We all know artists who after years of struggle slip deeper and deeper into contempt for the very audience they purport to seduce. Perhaps all this pain can be avoided by gaining appreciation of the subtle and insidious psychological dynamics at play. Artists must be willing to expand their sphere of creativity to include the entire environment in which they ply their art. You’re not just making music. You’re creating a multi-dimensional reality.

And for those of us in the audience, the Joshua Bell experiment raises some equally challenging questions. Perhaps we need to gently wean ourselves from the unexamined assumption that pretty packaging signifies quality content. Let’s meet artists halfway. Be willing to do the foot work. Maybe the best songs aren’t on the radio or at the giant amphitheater. Grow better ears.

Thirty nine years ago in 1970, Joni Mitchell addressed this issue powerfully in her song “For Free” from Ladies of the Canyon. In it she portrays a successful, wealthy musician (a not so subtle self-portrait) who wistfully laments her own apathy as she passes by a brilliant street musician. “Nobody stopped to hear him, though he played so sweet and high. They knew he had never been on their TV so they passed his music by…he played real good for free.”

It’s the catch 22 of the fame game. No one comes to see you unless you’re famous.

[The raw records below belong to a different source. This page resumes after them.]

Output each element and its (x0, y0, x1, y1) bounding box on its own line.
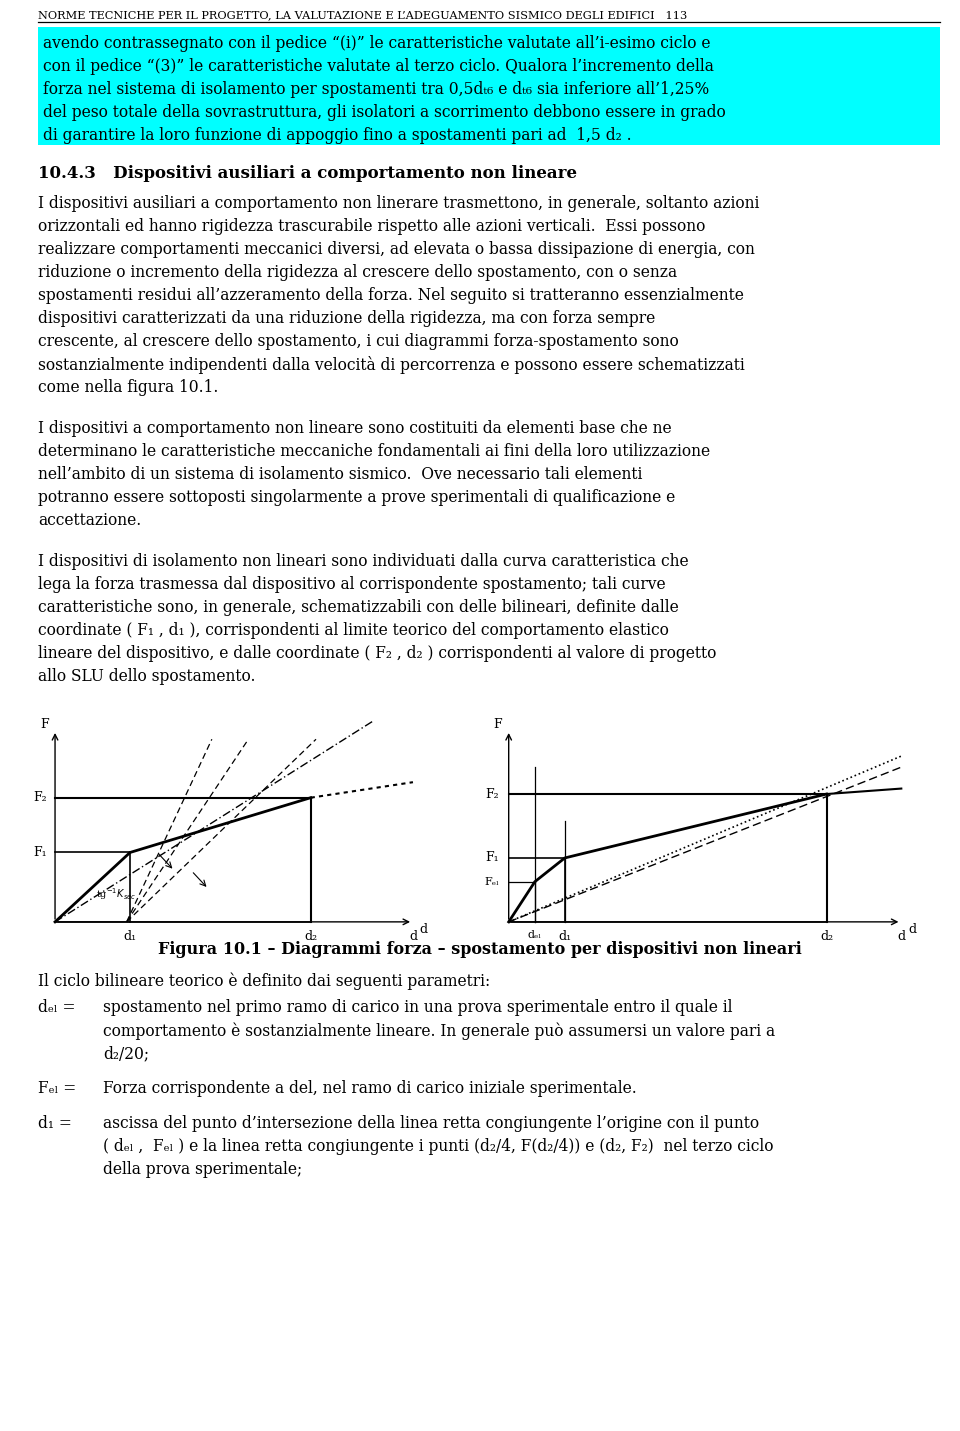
Text: della prova sperimentale;: della prova sperimentale; (103, 1161, 302, 1178)
Text: allo SLU dello spostamento.: allo SLU dello spostamento. (38, 668, 255, 685)
Text: Fₑₗ =: Fₑₗ = (38, 1080, 76, 1098)
Text: forza nel sistema di isolamento per spostamenti tra 0,5dₜ₆ e dₜ₆ sia inferiore a: forza nel sistema di isolamento per spos… (43, 82, 709, 97)
Text: di garantire la loro funzione di appoggio fino a spostamenti pari ad  1,5 d₂ .: di garantire la loro funzione di appoggi… (43, 127, 632, 145)
Text: F₁: F₁ (33, 846, 46, 859)
Bar (38, 27, 940, 145)
Text: del peso totale della sovrastruttura, gli isolatori a scorrimento debbono essere: del peso totale della sovrastruttura, gl… (43, 104, 726, 122)
Text: nell’ambito di un sistema di isolamento sismico.  Ove necessario tali elementi: nell’ambito di un sistema di isolamento … (38, 467, 642, 484)
Text: con il pedice “(3)” le caratteristiche valutate al terzo ciclo. Qualora l’increm: con il pedice “(3)” le caratteristiche v… (43, 59, 714, 74)
Text: spostamenti residui all’azzeramento della forza. Nel seguito si tratteranno esse: spostamenti residui all’azzeramento dell… (38, 288, 744, 303)
Text: realizzare comportamenti meccanici diversi, ad elevata o bassa dissipazione di e: realizzare comportamenti meccanici diver… (38, 240, 755, 258)
Text: F: F (493, 718, 502, 731)
Text: lineare del dispositivo, e dalle coordinate ( F₂ , d₂ ) corrispondenti al valore: lineare del dispositivo, e dalle coordin… (38, 645, 716, 663)
Text: accettazione.: accettazione. (38, 512, 141, 529)
Text: dispositivi caratterizzati da una riduzione della rigidezza, ma con forza sempre: dispositivi caratterizzati da una riduzi… (38, 311, 656, 328)
Text: d₂: d₂ (820, 930, 833, 943)
Text: d: d (908, 923, 917, 936)
Text: determinano le caratteristiche meccaniche fondamentali ai fini della loro utiliz: determinano le caratteristiche meccanich… (38, 444, 710, 459)
Text: ( dₑₗ ,  Fₑₗ ) e la linea retta congiungente i punti (d₂/4, F(d₂/4)) e (d₂, F₂) : ( dₑₗ , Fₑₗ ) e la linea retta congiunge… (103, 1138, 774, 1155)
Text: d₁: d₁ (124, 930, 136, 943)
Text: d₂: d₂ (304, 930, 317, 943)
Text: $\mathregular{tg}^{-1}K_{sec}$: $\mathregular{tg}^{-1}K_{sec}$ (96, 887, 136, 903)
Text: NORME TECNICHE PER IL PROGETTO, LA VALUTAZIONE E L’ADEGUAMENTO SISMICO DEGLI EDI: NORME TECNICHE PER IL PROGETTO, LA VALUT… (38, 10, 687, 20)
Text: riduzione o incremento della rigidezza al crescere dello spostamento, con o senz: riduzione o incremento della rigidezza a… (38, 263, 677, 280)
Text: I dispositivi ausiliari a comportamento non linerare trasmettono, in generale, s: I dispositivi ausiliari a comportamento … (38, 195, 759, 212)
Text: I dispositivi a comportamento non lineare sono costituiti da elementi base che n: I dispositivi a comportamento non linear… (38, 421, 672, 436)
Text: d₂/20;: d₂/20; (103, 1045, 149, 1062)
Text: orizzontali ed hanno rigidezza trascurabile rispetto alle azioni verticali.  Ess: orizzontali ed hanno rigidezza trascurab… (38, 218, 706, 235)
Text: d: d (420, 923, 427, 936)
Text: F₂: F₂ (486, 787, 499, 800)
Text: comportamento è sostanzialmente lineare. In generale può assumersi un valore par: comportamento è sostanzialmente lineare.… (103, 1022, 775, 1039)
Text: Fₑₗ: Fₑₗ (485, 877, 499, 887)
Text: F: F (40, 718, 49, 731)
Text: crescente, al crescere dello spostamento, i cui diagrammi forza-spostamento sono: crescente, al crescere dello spostamento… (38, 333, 679, 351)
Text: 10.4.3   Dispositivi ausiliari a comportamento non lineare: 10.4.3 Dispositivi ausiliari a comportam… (38, 165, 577, 182)
Text: dₑₗ =: dₑₗ = (38, 999, 76, 1016)
Text: d: d (409, 930, 417, 943)
Text: d: d (898, 930, 905, 943)
Text: Figura 10.1 – Diagrammi forza – spostamento per dispositivi non lineari: Figura 10.1 – Diagrammi forza – spostame… (158, 942, 802, 957)
Text: caratteristiche sono, in generale, schematizzabili con delle bilineari, definite: caratteristiche sono, in generale, schem… (38, 600, 679, 615)
Text: I dispositivi di isolamento non lineari sono individuati dalla curva caratterist: I dispositivi di isolamento non lineari … (38, 552, 688, 570)
Text: Il ciclo bilineare teorico è definito dai seguenti parametri:: Il ciclo bilineare teorico è definito da… (38, 973, 491, 990)
Text: avendo contrassegnato con il pedice “(i)” le caratteristiche valutate all’i-esim: avendo contrassegnato con il pedice “(i)… (43, 34, 710, 52)
Text: d₁: d₁ (558, 930, 571, 943)
Text: ascissa del punto d’intersezione della linea retta congiungente l’origine con il: ascissa del punto d’intersezione della l… (103, 1115, 759, 1132)
Text: potranno essere sottoposti singolarmente a prove sperimentali di qualificazione : potranno essere sottoposti singolarmente… (38, 489, 675, 507)
Text: come nella figura 10.1.: come nella figura 10.1. (38, 379, 218, 396)
Text: d₁ =: d₁ = (38, 1115, 72, 1132)
Text: dₑₗ: dₑₗ (528, 930, 541, 940)
Text: sostanzialmente indipendenti dalla velocità di percorrenza e possono essere sche: sostanzialmente indipendenti dalla veloc… (38, 356, 745, 373)
Text: spostamento nel primo ramo di carico in una prova sperimentale entro il quale il: spostamento nel primo ramo di carico in … (103, 999, 732, 1016)
Text: F₁: F₁ (486, 851, 499, 864)
Text: Forza corrispondente a del, nel ramo di carico iniziale sperimentale.: Forza corrispondente a del, nel ramo di … (103, 1080, 636, 1098)
Text: lega la forza trasmessa dal dispositivo al corrispondente spostamento; tali curv: lega la forza trasmessa dal dispositivo … (38, 577, 665, 592)
Text: coordinate ( F₁ , d₁ ), corrispondenti al limite teorico del comportamento elast: coordinate ( F₁ , d₁ ), corrispondenti a… (38, 622, 669, 640)
Text: F₂: F₂ (33, 791, 46, 804)
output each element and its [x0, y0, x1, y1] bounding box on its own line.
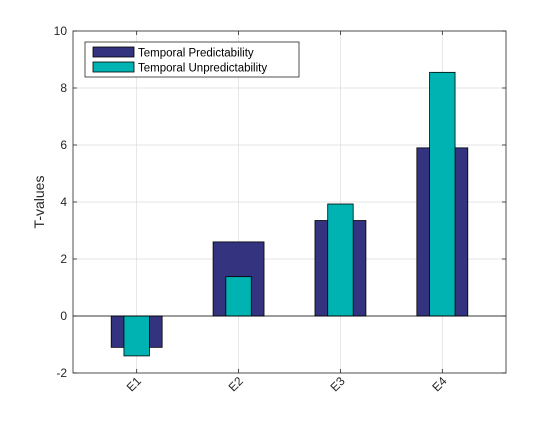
bars-group — [110, 71, 469, 357]
y-tick-label: 8 — [60, 81, 67, 95]
y-tick-label: 2 — [60, 252, 67, 266]
bar-unpredictability-e3 — [327, 203, 354, 317]
legend: Temporal Predictability Temporal Unpredic… — [84, 41, 300, 78]
y-tick-label: 4 — [60, 195, 67, 209]
x-tick-label: E1 — [124, 374, 145, 395]
y-tick-label: 0 — [60, 309, 67, 323]
legend-label: Temporal Unpredictability — [138, 63, 267, 75]
y-tick-label: 6 — [60, 138, 67, 152]
x-tick-label: E2 — [226, 374, 247, 395]
x-tick-label: E3 — [327, 374, 348, 395]
y-tick-label: 10 — [54, 24, 68, 38]
bar-unpredictability-e1 — [123, 315, 150, 357]
y-axis-label: T-values — [31, 176, 47, 229]
y-axis-ticks: -2 0 2 4 6 8 10 — [54, 24, 506, 380]
bar-unpredictability-e4 — [429, 71, 456, 317]
legend-swatch — [92, 61, 135, 73]
x-tick-label: E4 — [429, 374, 450, 395]
legend-swatch — [92, 46, 135, 58]
legend-label: Temporal Predictability — [138, 48, 254, 60]
y-tick-label: -2 — [56, 366, 67, 380]
bar-unpredictability-e2 — [225, 276, 252, 317]
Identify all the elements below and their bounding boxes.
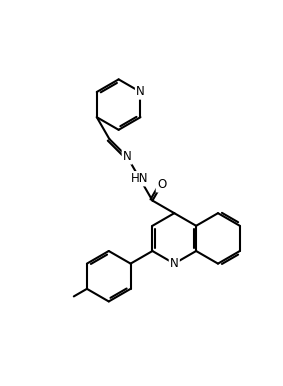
Text: N: N [123, 151, 132, 163]
Text: HN: HN [131, 172, 149, 185]
Text: O: O [157, 178, 166, 191]
Text: N: N [136, 85, 145, 98]
Text: N: N [170, 257, 179, 270]
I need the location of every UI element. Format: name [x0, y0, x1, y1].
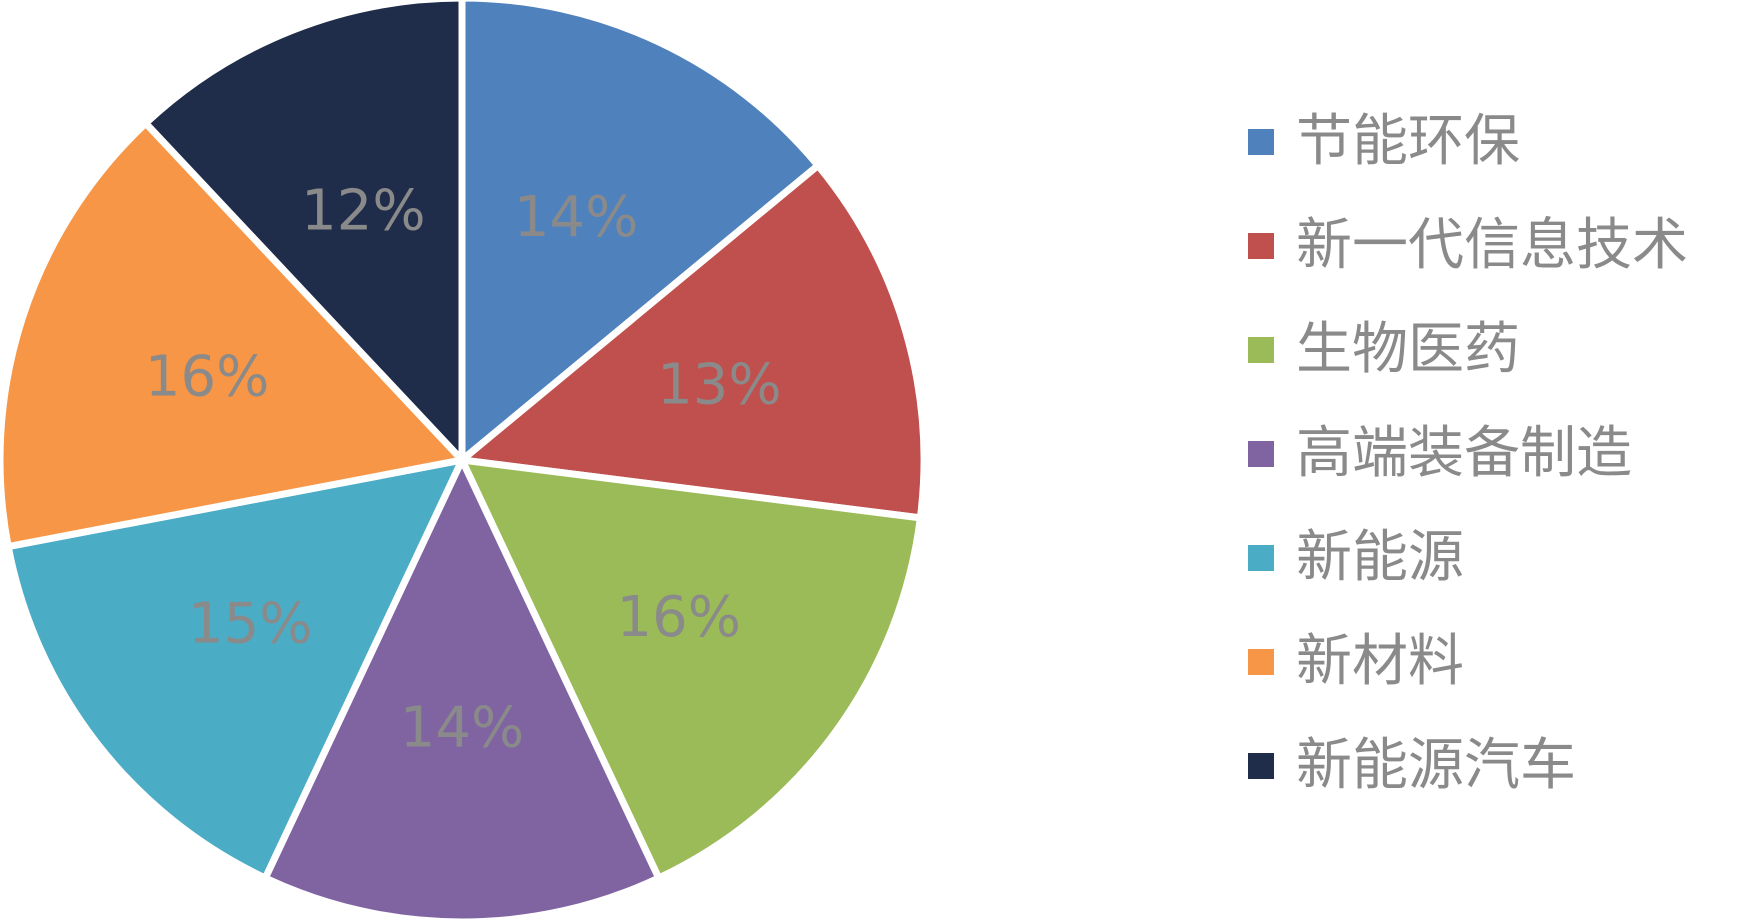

And you can’t get famous until people come to see you. New artists are forced, initially anyway, to create the illusion of popularity. But these are the very dynamics of celebrity culture so many of us lament – the ubiquitous and dehumanizing blare of tabloid journalism and the subsequent erosion of kindness and depth. Manufactured “stars” who haven’t (yet anyway) created one damn thing of value clog the airwaves and prevent real quality from breaking through. (I won’t name names – a whole list of celebrities is springing to your mind without my help). Yet it is the very world our collective psyche has created. We have each laid a brick of this edifice with our own hands. Our habitual inattention and unexamined consumerism had a baby – and it’s called pop culture.

On that cold January morning in the Washington D.C. metro, only 32 of the 1,097 people who walked past Joshua Bell put money in his case. Only seven people stopped to listen. Only one person recognized him. And he played real good for free.